La nécessité de la régulation et de la protection sociale des travailleurs
Et vu les conditions de travail pour ce secteur, les tendances monopolistiques, le vide juridique encadrant l’exercice du métier de ces plateformes, les chercheurs et spécialistes du domaine ont exprimé le besoin d’une régulation de ce secteur, pour le renforcer, le corriger et le réformer.
A ce sujet, Haitham Barhoune exige : « la nécessité d’une combinaison entre la régulation d’une part, parce que c’est un secteur qui doit être contrôlé par le marginal sécant, un régulateur externe, c’est-à-dire l’Etat en l’occurrence, et l’autorégulation d’autre part, pour protéger le travailleur, les prestataires, et ce, à travers des assurances que l’entreprise elle-même, si on parle de Glovo par exemple, elle fait des assurances pour le livreur, et également pour les consommateurs, et enfin pour les prestataires de services. D’où votre question si secteur pourra rester informel, ma réponse est non. Il doit être régulé par l’Etat, comme tout autre secteur, parce qu’il répond à aux quatre conditions suivantes, l’existence d’asymétries d’information, de monopoles naturels, les externalisations négatives et les considérations sociales et d’équité. Mais, en même temps il doit être autorégulé pour protéger les acteurs qui y font part ».

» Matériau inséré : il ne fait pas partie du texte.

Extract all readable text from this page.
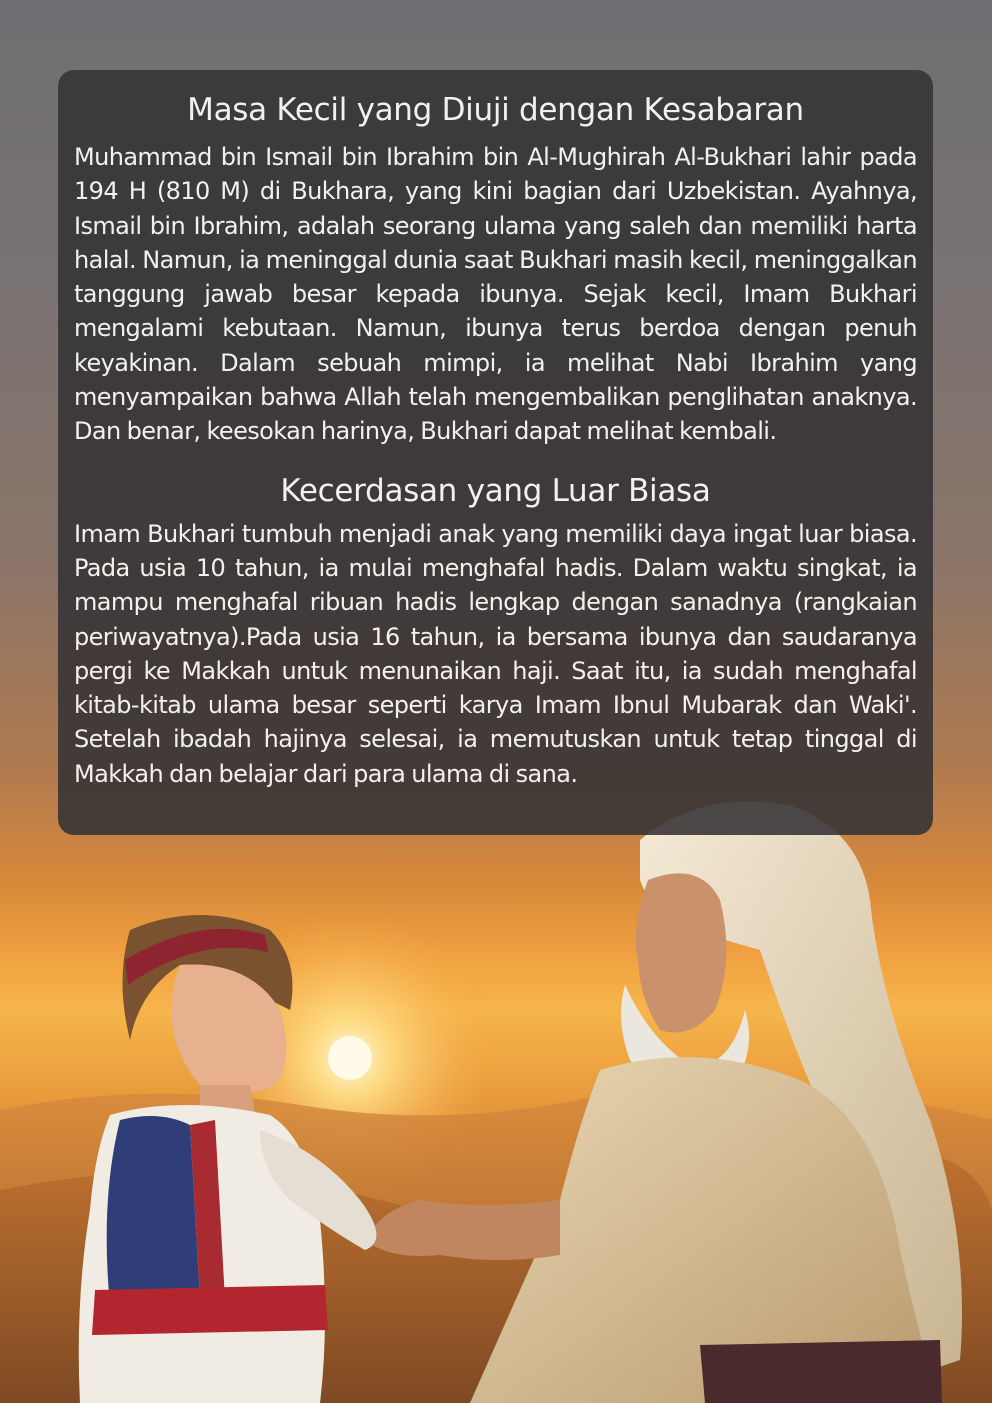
Masa Kecil yang Diuji dengan Kesabaran

Muhammad bin Ismail bin Ibrahim bin Al-Mughirah Al-Bukhari lahir pada 194 H (810 M) di Bukhara, yang kini bagian dari Uzbekistan. Ayahnya, Ismail bin Ibrahim, adalah seorang ulama yang saleh dan memiliki harta halal. Namun, ia meninggal dunia saat Bukhari masih kecil, meninggalkan tanggung jawab besar kepada ibunya. Sejak kecil, Imam Bukhari mengalami kebutaan. Namun, ibunya terus berdoa dengan penuh keyakinan. Dalam sebuah mimpi, ia melihat Nabi Ibrahim yang menyampaikan bahwa Allah telah mengembalikan penglihatan anaknya. Dan benar, keesokan harinya, Bukhari dapat melihat kembali.

Kecerdasan yang Luar Biasa

Imam Bukhari tumbuh menjadi anak yang memiliki daya ingat luar biasa. Pada usia 10 tahun, ia mulai menghafal hadis. Dalam waktu singkat, ia mampu menghafal ribuan hadis lengkap dengan sanadnya (rangkaian periwayatnya).Pada usia 16 tahun, ia bersama ibunya dan saudaranya pergi ke Makkah untuk menunaikan haji. Saat itu, ia sudah menghafal kitab-kitab ulama besar seperti karya Imam Ibnul Mubarak dan Waki'. Setelah ibadah hajinya selesai, ia memutuskan untuk tetap tinggal di Makkah dan belajar dari para ulama di sana.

Pour le cas de la France, et les avancées juridictionnelles qu’elle connait, Grégoire Leclerc précise, « la dérégulation pour nous intervient à trois niveaux, en tout cas en France, c’est comme ça qu’on l’a imaginée. Il y a une régulation qui se fait entre les plateformes et des représentants et des travailleurs indépendants, au sein de ce qu’on appelle l’autorité de régulation des plateformes d’emplois. Le deuxième niveau de régulation, c’est un niveau sectoriel, quand vous avez monté une plateforme dans le monde des taxis, celui des VTC, vous n’avez pas une régulation qui est semblable à celle des livreurs, ou à celle des déménageurs ou celle des traducteurs, donc dans chaque secteur nous on veut qu’il y ait une régulation correcte liée en fait aux contraintes sectorielles, sécurité, environnement, transport de personnes, accès aux voies de taxis, accès aux stationnements, respect des conditions de travail dans le froid, dans le chaud, etc. Le troisième niveau de régulation, c’est un niveau gouvernemental, il faut que sur des sujets qui sont presque philosophiques, l’Etat donne une espèce de cap à 10 ans, qu’il dise à 10 ans, moi, je veux ou je ne veux pas que les travailleurs des plateformes soient des salariés, je veux ou je ne veux pas que la protection sociale soit abondée par les plateformes, notamment la retraite, je veux ou je ne veux pas que les plateformes apportent une contribution à la formation pour qu’un livreur puisse demain de venir, s’il a cinq ans de carrière chez vous, avoir une formation pour devenir déménageur, développeur web, etc., bref pour lui faciliter la possibilité d’ascension sociale ».